Elon Musk is now claiming that the update to Grok, his dad joke-spewing AI chatbot, is going to drop next month — but as with all of the multi-hyphenate's big promises, we'll believe it when we see it.
This latest claim came with little prompting after Musk reply-guy'd an account called "@BasedJeffBezos," which posted a video from a podcast interview about AI models "training on each other's data is like a human centipede effect."
"Sadly quite true," the owner of X-formerly-Twitter responded. "It takes a lot of work to purge [large language models] from the Internet training data. Grok 2, which comes out in August, will be a giant improvement in this regard."
To be fair, Musk isn't wrong to point out that large language models (LLMs) often hoover up each others' training data like so many hungry ghosts, a fact well-known to anyone who's read more than two articles about the way LLMs work and the conundrums facing their future.
Where things get sticky, of course, is his claim that the second iteration of Grok, which was launched last fall, is somehow going to be a "giant improvement" on other chatbots when heretofore, we've heard literally nothing about the training data for either version one or two.
Since its beta launch last November, the purportedly "anti-woke" chatbot has proven time and again to be gimmicky and goofy, spewing vulgarities like a middle schooler who just mustered up the courage to utter curse words aloud and with all the lack of inspiration or uniqueness such a vibe denotes. Not long after its launch, Grok was even caught plagiarizing OpenAI's ChatGPT, which is the exact thing Musk decried as "sadly quite true" in his apropos-to-nothing announcement of its successor.

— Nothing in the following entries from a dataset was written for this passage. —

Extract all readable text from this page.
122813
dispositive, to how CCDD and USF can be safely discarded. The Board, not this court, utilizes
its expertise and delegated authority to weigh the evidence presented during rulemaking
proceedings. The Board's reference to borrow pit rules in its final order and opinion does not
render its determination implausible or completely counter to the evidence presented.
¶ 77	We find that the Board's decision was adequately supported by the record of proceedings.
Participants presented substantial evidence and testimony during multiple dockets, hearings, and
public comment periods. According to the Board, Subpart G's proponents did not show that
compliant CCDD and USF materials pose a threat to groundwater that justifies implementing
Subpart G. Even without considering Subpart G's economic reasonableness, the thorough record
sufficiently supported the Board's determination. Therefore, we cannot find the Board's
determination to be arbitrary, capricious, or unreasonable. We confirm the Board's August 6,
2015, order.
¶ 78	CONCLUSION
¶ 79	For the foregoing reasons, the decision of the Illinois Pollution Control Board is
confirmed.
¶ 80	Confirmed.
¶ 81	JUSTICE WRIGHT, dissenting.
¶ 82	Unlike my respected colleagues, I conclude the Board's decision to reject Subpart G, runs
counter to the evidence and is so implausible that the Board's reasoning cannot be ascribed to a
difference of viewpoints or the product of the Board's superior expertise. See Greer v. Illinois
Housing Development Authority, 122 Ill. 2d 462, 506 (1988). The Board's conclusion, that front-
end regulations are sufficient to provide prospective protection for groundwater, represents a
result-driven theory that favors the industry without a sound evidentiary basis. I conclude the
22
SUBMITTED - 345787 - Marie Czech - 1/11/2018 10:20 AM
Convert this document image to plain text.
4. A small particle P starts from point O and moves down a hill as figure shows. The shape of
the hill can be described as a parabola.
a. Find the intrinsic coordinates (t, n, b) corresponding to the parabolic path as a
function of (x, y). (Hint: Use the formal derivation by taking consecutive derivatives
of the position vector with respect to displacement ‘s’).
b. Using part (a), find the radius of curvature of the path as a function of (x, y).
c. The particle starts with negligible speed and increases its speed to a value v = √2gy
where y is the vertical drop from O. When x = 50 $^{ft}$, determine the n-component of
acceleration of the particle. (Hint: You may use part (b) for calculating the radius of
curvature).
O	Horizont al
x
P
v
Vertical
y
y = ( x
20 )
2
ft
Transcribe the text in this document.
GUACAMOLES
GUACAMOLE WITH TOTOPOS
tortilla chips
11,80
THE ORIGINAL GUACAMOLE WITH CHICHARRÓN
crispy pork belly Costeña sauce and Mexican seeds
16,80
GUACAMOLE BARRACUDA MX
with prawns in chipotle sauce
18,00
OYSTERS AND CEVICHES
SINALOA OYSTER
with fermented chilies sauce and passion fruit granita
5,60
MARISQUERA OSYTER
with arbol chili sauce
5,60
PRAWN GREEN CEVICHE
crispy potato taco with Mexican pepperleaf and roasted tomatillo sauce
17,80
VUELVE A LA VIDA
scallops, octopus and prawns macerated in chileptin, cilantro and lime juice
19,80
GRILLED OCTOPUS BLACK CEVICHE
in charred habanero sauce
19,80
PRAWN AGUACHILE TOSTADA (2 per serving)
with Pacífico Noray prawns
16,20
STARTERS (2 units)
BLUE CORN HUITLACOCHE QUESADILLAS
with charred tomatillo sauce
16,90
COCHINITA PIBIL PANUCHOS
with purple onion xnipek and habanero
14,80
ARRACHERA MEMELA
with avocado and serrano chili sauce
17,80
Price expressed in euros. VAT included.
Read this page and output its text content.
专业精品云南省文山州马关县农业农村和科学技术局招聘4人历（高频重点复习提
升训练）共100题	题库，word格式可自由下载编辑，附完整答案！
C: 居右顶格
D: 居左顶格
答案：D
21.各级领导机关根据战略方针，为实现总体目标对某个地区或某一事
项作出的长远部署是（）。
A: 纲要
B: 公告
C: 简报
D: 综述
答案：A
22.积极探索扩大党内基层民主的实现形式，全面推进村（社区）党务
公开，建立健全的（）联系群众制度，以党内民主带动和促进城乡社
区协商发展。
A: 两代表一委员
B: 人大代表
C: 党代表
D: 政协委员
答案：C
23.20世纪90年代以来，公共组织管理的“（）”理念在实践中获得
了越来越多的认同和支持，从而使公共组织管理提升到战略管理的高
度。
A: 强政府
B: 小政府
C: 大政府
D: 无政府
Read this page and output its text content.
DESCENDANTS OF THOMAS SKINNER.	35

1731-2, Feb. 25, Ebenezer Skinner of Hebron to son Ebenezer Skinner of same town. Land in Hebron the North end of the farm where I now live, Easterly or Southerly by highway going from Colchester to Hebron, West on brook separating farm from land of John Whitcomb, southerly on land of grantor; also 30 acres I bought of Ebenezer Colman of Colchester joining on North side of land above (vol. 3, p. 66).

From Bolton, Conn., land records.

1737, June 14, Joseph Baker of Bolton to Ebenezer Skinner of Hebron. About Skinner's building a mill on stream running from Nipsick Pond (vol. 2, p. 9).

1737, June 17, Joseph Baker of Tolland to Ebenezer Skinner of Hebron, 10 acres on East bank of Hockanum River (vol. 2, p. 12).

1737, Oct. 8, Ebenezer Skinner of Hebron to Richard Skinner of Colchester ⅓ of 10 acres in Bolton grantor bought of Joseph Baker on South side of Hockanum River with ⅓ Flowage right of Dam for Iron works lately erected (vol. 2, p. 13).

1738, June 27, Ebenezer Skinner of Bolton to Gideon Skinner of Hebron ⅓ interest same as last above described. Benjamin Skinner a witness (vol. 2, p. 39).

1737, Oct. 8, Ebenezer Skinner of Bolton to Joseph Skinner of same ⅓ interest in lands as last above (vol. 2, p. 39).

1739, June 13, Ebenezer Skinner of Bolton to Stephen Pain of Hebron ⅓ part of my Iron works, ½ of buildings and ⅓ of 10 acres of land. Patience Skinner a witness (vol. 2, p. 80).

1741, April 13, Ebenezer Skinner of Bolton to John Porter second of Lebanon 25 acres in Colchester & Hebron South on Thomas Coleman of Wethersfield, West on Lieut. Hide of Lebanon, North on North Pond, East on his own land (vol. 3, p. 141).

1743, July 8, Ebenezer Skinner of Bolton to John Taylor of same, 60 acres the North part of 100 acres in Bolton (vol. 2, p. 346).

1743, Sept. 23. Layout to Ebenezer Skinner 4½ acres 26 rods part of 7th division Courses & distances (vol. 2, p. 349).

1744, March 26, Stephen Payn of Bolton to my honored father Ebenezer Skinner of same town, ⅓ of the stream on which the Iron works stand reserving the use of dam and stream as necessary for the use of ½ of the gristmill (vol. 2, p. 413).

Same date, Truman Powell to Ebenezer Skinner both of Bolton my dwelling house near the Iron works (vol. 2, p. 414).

In the ensuing eight-ish months, Grok has been lobotomized, partially updated, and ultimately mostly forgotten even as its founder raised $6 billion to fund his AI efforts — but never once has there been any indication that Musk and his team at xAI had achieved some breakthrough that could constitute the sort of "giant improvement" on current LLM data training practices.
What's more, after @BasedJeffBezos quote-tweeted its fortuitous Musk response and claimed, without any evidence, that Grok 2 will achieve "based" artificial general intelligence (AGI), the X owner replied yet again to say that a third version will be up and running by years end thanks to the expensive AI chips he's purchased for the purpose.
"Grok 3 end of year after training on 100k [Nvidia H100 chips] should be really something special," Musk posted.
And yeah, it probably will be — but not necessarily in the way the bombastic billionaire is suggesting.